Goldman leveraged a macro-based model of EBIT margins to estimate operating profitability for 2022 and 2023. Not surprisingly, the bank’s estimates suggest the median stock will experience margin compression next year, not expansion, irrespective of whether the US economy succumbs to recession.
Specifically, Goldman’s model shows profitability could shrink by a little less than 70bps for the median S&P 500 company (ex. financials and energy) in a non-recessionary scenario (the bank’s base case) and almost double that in a recession. So, the difference between analysts’ current estimates, which reflect 60bps of margin expansion for the median company, and Goldman’s model-implied margin compression, is almost two full percentage points.
When you consider all of the above, do note that S&P 500 companies currently enjoy an average consensus rating of 4 on a scale of 1 to 5, where 1 is Sell and 5 Buy.
As the figure (above) shows, that represents the most optimistic take on share prices in two decades. Bloomberg’s Elena Popina called it a “new extreme” for bullishness even as notoriously bullish Wall Street analysts go.
Commenting further, Goldman’s Snider wrote that the rising cost of debt matters too. “Although S&P 500 companies generally have strong balance sheets and long-maturity, fixed-rate debt, rising interest rates will nonetheless put upward pressure on borrow costs,” he said, noting that excluding financials, “a 100bps increase in S&P 500 borrow costs would lower net profit margins by roughly 40bps and reduce earnings by about 3%.”
If the Chicken Littles are even a semblance of correct, US shares likely have further to fall unless you believe investors will be inclined to pay more for every dollar of diminishing earnings as the economy slows and the Fed hikes rates into restrictive territory.
To be slightly Pollyannaish, the 1981 recession was caused by excessive tightening to combat inflation, like the one coming up, so maybe margin compression will be less than the median.
A little detail about street company models. Almost all will model expenses (COGS, S&M, R&D, G&A, etc) as a percentage of revenue. That implies that expenses are all variable. Almost none build out the expense lines in detail from their variable and fixed parts. Often the fixed parts are the majority of the expense line. Therefore, street models typically underestimate operating leverage, on the way up and (more salient now) on the way down.
jyl
Sir, you have it on the nose! The media rarely figures out how much power operating leverage has in corporate performance. Healthcare, utilities, transportation, hospitality and cyclical manufacturing, among others, have high fixed costs and high operating leverage. Great when volume is rising and gross margins are at least steady, but terrible when volume is down and/or gross margins are compressed. The habitual error of treating all expenses as a percent of sales creates real performance surprises and frequent errors in management. Another place where errors are habitual is in retail and services like restaurants. Variable costs are only those which vary directly with sales. Clerks in stores, bank tellers, counter folks at MacDonalds are costs as soon as they are scheduled, whether or not they actually have work. This makes them fixed costs whenever they are on the floor. However, most analysts routinely treat them as variable costs, and this mispecification can lead to bad forecasts and poor management decisions.

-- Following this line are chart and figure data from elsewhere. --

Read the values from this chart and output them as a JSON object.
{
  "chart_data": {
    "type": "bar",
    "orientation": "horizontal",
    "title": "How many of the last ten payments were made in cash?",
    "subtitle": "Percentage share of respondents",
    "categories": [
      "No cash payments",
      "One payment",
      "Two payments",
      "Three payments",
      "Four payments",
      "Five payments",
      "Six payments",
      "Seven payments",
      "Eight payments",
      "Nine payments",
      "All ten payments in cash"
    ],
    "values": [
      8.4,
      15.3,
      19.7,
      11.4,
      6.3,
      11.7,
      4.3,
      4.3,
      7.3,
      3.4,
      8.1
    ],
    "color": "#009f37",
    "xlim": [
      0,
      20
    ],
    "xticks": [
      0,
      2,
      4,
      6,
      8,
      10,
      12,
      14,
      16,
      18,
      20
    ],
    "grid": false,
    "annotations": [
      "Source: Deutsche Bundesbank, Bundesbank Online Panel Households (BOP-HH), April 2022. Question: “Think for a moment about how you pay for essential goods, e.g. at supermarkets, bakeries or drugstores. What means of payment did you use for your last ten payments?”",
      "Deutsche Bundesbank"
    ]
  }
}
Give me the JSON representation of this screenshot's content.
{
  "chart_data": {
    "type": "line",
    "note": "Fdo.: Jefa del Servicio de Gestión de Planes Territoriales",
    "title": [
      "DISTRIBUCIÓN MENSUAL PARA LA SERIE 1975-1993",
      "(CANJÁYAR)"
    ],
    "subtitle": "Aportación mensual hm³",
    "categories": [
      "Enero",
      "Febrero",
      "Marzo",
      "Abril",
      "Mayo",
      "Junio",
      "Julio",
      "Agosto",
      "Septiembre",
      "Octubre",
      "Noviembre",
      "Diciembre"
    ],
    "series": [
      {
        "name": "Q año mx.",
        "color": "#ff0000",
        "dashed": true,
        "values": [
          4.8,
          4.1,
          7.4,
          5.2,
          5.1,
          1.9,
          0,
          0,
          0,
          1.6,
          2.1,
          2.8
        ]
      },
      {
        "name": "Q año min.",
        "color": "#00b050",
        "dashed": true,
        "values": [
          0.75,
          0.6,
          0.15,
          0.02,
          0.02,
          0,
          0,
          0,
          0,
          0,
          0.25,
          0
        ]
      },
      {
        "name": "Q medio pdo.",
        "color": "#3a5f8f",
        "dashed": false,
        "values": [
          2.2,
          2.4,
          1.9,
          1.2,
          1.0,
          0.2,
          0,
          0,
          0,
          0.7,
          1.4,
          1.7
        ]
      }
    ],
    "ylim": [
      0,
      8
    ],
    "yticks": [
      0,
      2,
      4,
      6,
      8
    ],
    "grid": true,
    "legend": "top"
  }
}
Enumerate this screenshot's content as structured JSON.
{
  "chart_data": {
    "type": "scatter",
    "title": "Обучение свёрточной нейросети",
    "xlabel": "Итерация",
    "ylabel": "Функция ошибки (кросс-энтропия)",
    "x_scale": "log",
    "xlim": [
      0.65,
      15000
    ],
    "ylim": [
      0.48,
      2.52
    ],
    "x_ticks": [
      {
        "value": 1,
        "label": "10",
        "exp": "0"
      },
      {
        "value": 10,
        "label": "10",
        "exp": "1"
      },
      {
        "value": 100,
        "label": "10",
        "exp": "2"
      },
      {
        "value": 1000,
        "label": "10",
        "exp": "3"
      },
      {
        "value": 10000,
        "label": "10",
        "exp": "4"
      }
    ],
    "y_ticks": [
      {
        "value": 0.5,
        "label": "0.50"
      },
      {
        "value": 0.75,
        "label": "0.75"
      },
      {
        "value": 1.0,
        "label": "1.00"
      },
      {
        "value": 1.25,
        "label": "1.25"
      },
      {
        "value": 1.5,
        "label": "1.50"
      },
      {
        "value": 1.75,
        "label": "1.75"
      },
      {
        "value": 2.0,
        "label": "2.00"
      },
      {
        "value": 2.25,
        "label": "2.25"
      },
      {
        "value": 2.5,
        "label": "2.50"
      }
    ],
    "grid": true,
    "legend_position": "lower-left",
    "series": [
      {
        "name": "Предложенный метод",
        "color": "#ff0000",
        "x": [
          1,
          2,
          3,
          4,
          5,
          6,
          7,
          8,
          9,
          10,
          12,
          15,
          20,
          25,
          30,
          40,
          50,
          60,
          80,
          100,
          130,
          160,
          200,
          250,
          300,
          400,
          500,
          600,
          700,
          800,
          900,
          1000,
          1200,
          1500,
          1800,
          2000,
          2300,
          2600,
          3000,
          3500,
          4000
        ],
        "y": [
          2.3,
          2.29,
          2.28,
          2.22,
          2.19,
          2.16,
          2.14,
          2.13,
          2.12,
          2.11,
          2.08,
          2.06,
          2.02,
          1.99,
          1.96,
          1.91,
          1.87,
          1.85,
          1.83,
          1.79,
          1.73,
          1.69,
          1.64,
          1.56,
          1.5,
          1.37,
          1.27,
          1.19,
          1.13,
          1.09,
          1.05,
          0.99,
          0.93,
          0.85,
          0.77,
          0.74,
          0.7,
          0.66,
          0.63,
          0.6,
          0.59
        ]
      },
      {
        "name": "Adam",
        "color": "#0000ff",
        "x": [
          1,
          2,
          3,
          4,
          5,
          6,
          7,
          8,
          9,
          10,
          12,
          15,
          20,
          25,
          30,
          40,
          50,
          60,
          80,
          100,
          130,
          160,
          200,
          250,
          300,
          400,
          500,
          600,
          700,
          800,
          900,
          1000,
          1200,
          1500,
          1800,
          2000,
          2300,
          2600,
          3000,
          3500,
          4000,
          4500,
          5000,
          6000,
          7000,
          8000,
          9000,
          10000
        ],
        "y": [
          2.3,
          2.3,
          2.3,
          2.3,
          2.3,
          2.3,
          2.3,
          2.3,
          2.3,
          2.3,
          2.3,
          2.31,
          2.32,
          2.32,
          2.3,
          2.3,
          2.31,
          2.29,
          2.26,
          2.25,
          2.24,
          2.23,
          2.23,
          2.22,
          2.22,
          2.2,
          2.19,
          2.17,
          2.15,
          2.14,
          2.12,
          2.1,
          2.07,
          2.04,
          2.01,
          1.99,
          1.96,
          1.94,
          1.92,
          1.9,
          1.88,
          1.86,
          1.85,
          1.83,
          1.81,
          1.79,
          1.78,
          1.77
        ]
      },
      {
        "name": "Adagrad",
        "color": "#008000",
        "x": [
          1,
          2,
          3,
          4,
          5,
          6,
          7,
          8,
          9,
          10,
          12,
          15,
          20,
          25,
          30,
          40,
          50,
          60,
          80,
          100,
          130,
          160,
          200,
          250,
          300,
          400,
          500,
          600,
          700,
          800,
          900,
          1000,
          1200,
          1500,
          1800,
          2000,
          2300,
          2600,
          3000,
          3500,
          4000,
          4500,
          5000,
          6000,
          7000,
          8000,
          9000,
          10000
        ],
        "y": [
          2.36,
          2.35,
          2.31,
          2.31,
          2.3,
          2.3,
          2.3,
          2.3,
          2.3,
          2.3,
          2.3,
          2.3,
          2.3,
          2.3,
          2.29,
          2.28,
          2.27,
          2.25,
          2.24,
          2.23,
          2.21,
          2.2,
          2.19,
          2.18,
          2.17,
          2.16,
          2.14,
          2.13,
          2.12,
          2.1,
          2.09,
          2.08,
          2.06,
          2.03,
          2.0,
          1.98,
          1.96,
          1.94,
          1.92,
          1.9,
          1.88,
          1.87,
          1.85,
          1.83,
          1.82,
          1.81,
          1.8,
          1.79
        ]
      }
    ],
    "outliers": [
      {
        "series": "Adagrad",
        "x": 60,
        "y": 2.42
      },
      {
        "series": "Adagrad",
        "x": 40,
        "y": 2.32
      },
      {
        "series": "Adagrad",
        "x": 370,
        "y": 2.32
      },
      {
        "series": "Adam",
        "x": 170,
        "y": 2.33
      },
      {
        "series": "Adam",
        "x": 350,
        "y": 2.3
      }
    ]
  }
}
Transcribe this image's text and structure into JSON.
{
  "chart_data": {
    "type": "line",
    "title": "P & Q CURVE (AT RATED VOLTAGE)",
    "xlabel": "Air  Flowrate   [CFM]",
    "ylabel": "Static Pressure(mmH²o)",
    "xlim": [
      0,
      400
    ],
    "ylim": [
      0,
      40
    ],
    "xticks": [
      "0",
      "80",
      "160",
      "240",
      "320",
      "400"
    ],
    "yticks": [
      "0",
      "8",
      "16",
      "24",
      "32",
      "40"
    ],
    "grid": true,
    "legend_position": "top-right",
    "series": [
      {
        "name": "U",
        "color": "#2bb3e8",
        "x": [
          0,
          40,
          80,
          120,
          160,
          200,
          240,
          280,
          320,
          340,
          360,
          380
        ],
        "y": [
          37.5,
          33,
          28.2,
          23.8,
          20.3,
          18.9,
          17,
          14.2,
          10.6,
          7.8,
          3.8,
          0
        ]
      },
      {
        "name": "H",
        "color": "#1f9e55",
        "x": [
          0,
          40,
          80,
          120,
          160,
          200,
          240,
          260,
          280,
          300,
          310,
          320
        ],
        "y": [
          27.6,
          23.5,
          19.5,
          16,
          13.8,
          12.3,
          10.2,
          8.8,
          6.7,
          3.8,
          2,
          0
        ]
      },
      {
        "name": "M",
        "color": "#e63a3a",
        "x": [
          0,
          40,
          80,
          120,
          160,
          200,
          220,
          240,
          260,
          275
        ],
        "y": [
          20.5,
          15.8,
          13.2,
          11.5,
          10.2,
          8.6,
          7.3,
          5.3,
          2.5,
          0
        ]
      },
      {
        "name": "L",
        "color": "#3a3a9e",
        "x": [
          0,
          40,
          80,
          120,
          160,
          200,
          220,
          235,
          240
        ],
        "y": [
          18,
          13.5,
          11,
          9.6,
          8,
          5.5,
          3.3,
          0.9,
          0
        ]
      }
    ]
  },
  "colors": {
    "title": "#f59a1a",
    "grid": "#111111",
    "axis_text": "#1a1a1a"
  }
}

One thing I learned a long time ago is to watch the incremental margins. E.g. incremental gross margin = (change in gross profit) / (change in revenue). These provide quick-n-dirty “reality checks” on much margins will go up (down) as revenues increase (decrease), even if one doesn’t separately model the fixed and variable components of expense.
In mid 2020, looking at incrementals led to margin and earnings forecasts for 2021/22 that were far above the then-consensus. Today, looking at incrementals will likely point to forecasts for 2023 that are far below consensus.